Clean up - I prefer to have a clean surface to work with before I add any product to my lawn. Thatch, leaf debris, and weeds can prevent soil amendments from making their way on or into the soil. A stiff rake and a little bit of elbow grease is usually all it takes to prep the lawn surface. Collect what you scratch up and add it to your compost.

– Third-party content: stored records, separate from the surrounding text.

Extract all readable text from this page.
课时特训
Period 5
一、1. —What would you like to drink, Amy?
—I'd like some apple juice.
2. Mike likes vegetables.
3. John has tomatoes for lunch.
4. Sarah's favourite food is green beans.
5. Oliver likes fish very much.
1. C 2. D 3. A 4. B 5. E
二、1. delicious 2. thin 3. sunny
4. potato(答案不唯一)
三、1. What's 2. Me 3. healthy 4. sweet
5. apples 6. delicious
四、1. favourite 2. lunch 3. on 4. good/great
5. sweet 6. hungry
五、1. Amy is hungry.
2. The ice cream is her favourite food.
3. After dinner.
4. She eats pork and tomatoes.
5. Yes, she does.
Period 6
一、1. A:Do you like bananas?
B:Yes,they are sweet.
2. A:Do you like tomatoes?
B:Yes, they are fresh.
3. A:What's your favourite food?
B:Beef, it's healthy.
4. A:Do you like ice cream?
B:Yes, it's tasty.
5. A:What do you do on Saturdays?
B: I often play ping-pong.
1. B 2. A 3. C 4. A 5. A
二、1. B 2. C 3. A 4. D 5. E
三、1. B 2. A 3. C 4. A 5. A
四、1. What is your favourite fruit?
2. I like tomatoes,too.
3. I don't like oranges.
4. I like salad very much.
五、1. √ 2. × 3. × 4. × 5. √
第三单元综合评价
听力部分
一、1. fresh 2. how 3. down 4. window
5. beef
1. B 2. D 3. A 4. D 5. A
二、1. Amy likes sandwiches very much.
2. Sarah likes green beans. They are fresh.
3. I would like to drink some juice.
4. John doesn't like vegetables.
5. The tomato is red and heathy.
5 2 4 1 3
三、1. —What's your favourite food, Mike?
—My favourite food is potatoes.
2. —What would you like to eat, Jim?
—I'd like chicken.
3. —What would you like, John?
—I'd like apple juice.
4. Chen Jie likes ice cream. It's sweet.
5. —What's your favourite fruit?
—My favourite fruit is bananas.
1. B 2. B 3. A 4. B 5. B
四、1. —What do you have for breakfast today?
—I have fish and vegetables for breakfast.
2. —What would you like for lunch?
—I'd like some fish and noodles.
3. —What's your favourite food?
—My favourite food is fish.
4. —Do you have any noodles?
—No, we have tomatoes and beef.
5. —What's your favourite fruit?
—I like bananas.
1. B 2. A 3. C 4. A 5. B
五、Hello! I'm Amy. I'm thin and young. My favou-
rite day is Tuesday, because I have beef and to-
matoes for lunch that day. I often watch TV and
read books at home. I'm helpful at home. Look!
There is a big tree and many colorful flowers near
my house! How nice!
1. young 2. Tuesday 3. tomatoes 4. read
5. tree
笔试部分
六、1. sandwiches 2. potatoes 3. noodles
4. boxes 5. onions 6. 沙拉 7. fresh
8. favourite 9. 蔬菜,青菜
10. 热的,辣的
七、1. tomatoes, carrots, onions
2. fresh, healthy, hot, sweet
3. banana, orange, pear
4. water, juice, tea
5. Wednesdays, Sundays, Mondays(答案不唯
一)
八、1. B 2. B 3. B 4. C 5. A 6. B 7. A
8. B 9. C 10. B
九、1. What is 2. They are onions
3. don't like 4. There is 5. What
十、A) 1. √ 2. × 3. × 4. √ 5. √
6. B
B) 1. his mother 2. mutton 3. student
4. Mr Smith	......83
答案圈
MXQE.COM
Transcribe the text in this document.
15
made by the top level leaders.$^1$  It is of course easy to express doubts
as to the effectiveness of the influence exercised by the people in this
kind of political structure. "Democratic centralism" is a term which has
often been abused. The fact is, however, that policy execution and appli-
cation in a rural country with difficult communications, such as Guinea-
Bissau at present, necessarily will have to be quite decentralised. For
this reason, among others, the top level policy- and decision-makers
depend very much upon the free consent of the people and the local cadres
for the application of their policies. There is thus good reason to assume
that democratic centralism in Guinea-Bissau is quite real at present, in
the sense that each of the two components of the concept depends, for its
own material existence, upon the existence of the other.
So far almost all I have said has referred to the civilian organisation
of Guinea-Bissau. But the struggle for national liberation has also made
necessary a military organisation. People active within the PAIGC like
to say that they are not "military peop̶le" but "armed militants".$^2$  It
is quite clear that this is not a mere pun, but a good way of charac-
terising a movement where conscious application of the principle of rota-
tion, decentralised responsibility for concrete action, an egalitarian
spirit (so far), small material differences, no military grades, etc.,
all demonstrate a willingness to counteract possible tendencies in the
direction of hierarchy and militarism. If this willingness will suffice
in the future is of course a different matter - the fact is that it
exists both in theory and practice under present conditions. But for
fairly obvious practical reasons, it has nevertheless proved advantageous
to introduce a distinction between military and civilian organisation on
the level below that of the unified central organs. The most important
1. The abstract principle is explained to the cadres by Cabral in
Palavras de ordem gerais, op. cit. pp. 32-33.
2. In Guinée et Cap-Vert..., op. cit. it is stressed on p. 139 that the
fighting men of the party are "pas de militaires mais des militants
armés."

Aerate - A clean surface also paves the way for the probes of a tool called a core aerator. This piece of equipment extracts plugs (cores) of soil from the ground. These extracted cores relieve soil compaction by allowing more room in the ground for root expansion, oxygen exchange, and drainage. The small holes left behind after aerating also collect and hold soil amendments or fertilizer in place. Yes, a yard full of extracted plugs looks messy. But it’s temporary. Within a few days, the cores will have washed back into the ground, having done their job. Aerating is a very helpful step, but not one that is mandatory. Since a core aerator is a tool that sees one afternoon of work a year, it likely makes more sense to rent one than to purchase one and store it for the other 364 days.
Feed the soil - Nearly all grass types (centipedegrass and buffalograss are two common exceptions) are heavy feeders. I use two main products. And unlike synthetic fertilizers, both build soil health while feeding the lawn naturally.
Compost - It’s full of all the nutrients a lawn needs and includes lots of other beneficial ingredients that are important to building long-term soil and lawn health. A little bit of compost goes a long way, but you’ll still want to add at least a half-inch across the entire lawn surface. For most yards, that can quickly exhaust your homemade compost supply and likely an impractical option for buying bagged compost. Instead, find a reputable bulk supplier that offers “STA Certified Compost.” This designation represents the Seal of Testing Assurance, which is issued by the US Composting Council.* Products carrying the STA designation have been analyzed for ten important criteria of quality compost.
Milorganite - When it comes to bagged fertilizer, this is my go-to, especially for lawns. It’s an organic, non-burning, slow-release nitrogen feeder with iron. Milorganite** works well at building a healthy lawn with good green color, and improves soil health, too. It features excellent consistency of its ingredients, is readily available, and is easy to apply with a rotary or drop spreader.
Mow and water less - Use the techniques listed above, and you’ll end up with a lush, green lawn- yes, one that requires periodic mowing, but not too much. In an organic lawn maintenance routine, you allow your grass to grow to the upper height of its preferred range. This will result in more vigorous turf with deeper roots and fewer weeds, as taller blades will shade and outcompete weeds vying for the same space. Another advantage to organically managed lawns: better soil health promotes deeper roots and better water retention capacity. Bottom line, they’re more drought-tolerant and require less supplemental irrigation.